Quelles différences entre les patients d’hier et d’aujourd’hui ?

Les patients de 2019 ne sont pas ceux des années 90. Aujourd’hui, nous rencontrons deux profils. Ceux qui arrivent avec une maladie très avancée et des symptômes graves (la maladie peut évoluer vers une cirrhose et un cancer du foie) et qui ont échappé au circuit de prise en charge, et il y a les nouveaux, souvent dépistés par les médecins généralistes ou dans des centres spécialisés.

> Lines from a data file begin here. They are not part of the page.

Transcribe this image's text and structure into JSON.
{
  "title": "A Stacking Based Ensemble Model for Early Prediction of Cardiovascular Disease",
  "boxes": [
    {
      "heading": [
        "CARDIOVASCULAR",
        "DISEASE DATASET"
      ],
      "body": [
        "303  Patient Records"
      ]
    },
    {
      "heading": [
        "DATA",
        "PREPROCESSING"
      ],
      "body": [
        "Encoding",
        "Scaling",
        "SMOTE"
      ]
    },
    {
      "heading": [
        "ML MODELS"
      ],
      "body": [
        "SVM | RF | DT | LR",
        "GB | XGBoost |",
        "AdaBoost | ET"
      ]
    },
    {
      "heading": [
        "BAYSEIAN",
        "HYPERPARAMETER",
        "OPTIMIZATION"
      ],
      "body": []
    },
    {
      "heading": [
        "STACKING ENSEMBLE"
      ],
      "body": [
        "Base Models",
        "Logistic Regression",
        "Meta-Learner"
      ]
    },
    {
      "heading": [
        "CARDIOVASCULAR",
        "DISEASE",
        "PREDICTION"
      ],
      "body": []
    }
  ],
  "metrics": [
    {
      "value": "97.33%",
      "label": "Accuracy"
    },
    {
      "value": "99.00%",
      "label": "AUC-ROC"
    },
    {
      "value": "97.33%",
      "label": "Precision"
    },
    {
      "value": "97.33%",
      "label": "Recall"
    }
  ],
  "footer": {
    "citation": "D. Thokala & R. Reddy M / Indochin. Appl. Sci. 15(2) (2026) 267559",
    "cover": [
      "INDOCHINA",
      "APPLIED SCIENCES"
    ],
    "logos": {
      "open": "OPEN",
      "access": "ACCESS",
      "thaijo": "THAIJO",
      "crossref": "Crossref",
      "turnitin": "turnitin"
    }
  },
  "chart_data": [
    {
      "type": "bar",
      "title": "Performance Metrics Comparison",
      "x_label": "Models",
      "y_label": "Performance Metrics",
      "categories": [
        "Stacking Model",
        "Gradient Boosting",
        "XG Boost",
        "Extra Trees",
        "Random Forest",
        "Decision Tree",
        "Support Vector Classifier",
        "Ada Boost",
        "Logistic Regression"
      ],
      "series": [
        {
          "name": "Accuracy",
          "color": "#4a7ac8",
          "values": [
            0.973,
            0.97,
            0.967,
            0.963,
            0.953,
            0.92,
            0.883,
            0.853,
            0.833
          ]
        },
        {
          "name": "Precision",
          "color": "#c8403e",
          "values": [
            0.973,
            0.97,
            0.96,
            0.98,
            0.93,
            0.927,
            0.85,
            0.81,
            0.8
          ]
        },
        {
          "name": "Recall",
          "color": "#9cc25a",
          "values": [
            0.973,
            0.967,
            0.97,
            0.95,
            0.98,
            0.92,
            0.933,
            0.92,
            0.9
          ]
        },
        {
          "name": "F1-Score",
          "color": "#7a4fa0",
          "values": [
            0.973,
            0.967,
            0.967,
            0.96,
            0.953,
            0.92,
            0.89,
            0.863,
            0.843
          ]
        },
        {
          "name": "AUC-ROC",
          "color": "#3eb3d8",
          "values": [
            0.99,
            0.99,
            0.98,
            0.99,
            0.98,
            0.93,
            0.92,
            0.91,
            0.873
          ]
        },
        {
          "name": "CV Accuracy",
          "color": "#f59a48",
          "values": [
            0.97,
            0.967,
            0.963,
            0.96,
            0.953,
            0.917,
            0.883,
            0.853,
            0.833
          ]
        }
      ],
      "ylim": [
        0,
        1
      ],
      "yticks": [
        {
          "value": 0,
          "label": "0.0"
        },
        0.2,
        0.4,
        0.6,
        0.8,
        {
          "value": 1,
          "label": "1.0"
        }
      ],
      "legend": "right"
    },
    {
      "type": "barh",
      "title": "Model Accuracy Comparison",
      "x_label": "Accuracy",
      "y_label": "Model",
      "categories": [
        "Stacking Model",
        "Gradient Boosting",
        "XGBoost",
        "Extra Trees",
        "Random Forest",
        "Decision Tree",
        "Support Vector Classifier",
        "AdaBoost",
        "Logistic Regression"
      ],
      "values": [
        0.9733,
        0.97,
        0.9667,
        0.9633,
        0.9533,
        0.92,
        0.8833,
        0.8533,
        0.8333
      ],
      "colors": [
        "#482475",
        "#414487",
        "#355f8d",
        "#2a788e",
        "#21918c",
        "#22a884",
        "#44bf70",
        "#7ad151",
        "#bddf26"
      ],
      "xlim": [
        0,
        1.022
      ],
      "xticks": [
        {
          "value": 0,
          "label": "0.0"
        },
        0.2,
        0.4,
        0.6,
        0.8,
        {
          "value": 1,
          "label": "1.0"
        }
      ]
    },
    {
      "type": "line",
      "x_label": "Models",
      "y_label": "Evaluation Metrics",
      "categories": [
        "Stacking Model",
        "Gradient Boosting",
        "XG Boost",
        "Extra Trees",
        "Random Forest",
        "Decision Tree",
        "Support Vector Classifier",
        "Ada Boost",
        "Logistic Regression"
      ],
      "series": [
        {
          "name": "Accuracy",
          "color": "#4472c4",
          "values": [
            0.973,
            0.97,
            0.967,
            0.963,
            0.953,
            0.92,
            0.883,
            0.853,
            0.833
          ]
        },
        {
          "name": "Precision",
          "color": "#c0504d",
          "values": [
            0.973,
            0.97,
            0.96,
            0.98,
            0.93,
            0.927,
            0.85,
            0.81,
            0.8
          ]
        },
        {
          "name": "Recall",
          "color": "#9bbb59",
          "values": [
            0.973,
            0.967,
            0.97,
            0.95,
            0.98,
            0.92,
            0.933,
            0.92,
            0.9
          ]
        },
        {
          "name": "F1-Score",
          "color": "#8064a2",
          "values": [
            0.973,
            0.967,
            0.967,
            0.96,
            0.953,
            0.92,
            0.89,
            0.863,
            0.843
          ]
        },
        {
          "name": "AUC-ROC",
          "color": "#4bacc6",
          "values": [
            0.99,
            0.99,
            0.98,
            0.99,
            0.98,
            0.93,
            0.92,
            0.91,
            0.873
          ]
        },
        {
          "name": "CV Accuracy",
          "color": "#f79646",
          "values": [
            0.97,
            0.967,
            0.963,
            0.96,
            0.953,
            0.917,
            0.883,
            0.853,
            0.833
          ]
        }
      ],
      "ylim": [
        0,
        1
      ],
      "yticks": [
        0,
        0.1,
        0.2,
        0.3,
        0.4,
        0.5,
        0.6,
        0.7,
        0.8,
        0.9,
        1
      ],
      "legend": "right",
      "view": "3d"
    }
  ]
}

Les nouveaux patients qui n’ont pas connu les anciens traitements n’ont pas la même motivation, or l’observance est la clé du succès pour une guérison en 8 à 12 semaines dans quasiment tous les cas. Le fait que la maladie soit silencieuse, c’est-à-dire avec une absence de symptômes pendant une longue période, décourage non-seulement le dépistage, mais aussi l’observance du traitement. On se soigne ou on va voir le médecin quand on ne se sent pas bien. Notre défi, en tant que professionnel de santé, c’est de faire de la pédagogie aux patients et les encourager à faire le traitement dans son ensemble, alors même qu’ils se sentent bien.

Dans un parcours de soin de l’hépatite C, on est plus sur un « marathon » que sur une course de rapidité. Cela nous demande un véritable engagement sur le long terme en faisant par exemple revenir les patients toutes les deux à trois semaines en particulier ceux ayant plusieurs comorbidités comme l’addiction afin que le message de l’observance soit bien intégré. On en profite pour répéter les messages qui fonctionnent pour les motiver, c’est-à-dire l’objectif de guérison et la simplicité du traitement.

Quels sont les nouveaux enjeux du dépistage ?

Le dépistage c’est trouver une aiguille dans une botte de foins. Comme les patients deviennent plus rares (NDLR, depuis 2014, 60 000 malades ont pu être guéris de l’hépatite C, grâce aux nouveaux traitements[1]), notre défi est dorénavant de trouver les patients hors des circuits traditionnels de soin.

Aujourd’hui, la bataille de l’hépatite C doit être menée sur le terrain de la sensibilisation du grand public. Par exemple, dans notre département des Alpes Maritimes nous avons obtenu une augmentation de 30% des tests sérologiques sur les périodes des campagnes de communication, que ce soit par des supports papiers (affiches, flyers…) ou de l’achat d’espace média (radio, affichages sur les bus, presse…). Nous participons aussi à une semaine de dépistage hors-les-murs organisée par le Comité régional de la lutte contre le VIH (COREVIH) pour des actions locales en novembre.

De même, je crois beaucoup aux campagnes nationales pour arriver à l’élimination de l’hépatite C en France, comme par exemple : la journée nationale des hépatites ou la récente campagne de sensibilisation grand public « Du bruit contre l’hépatite C », menée par l’AFEF (l’association française pour l’étude du foie).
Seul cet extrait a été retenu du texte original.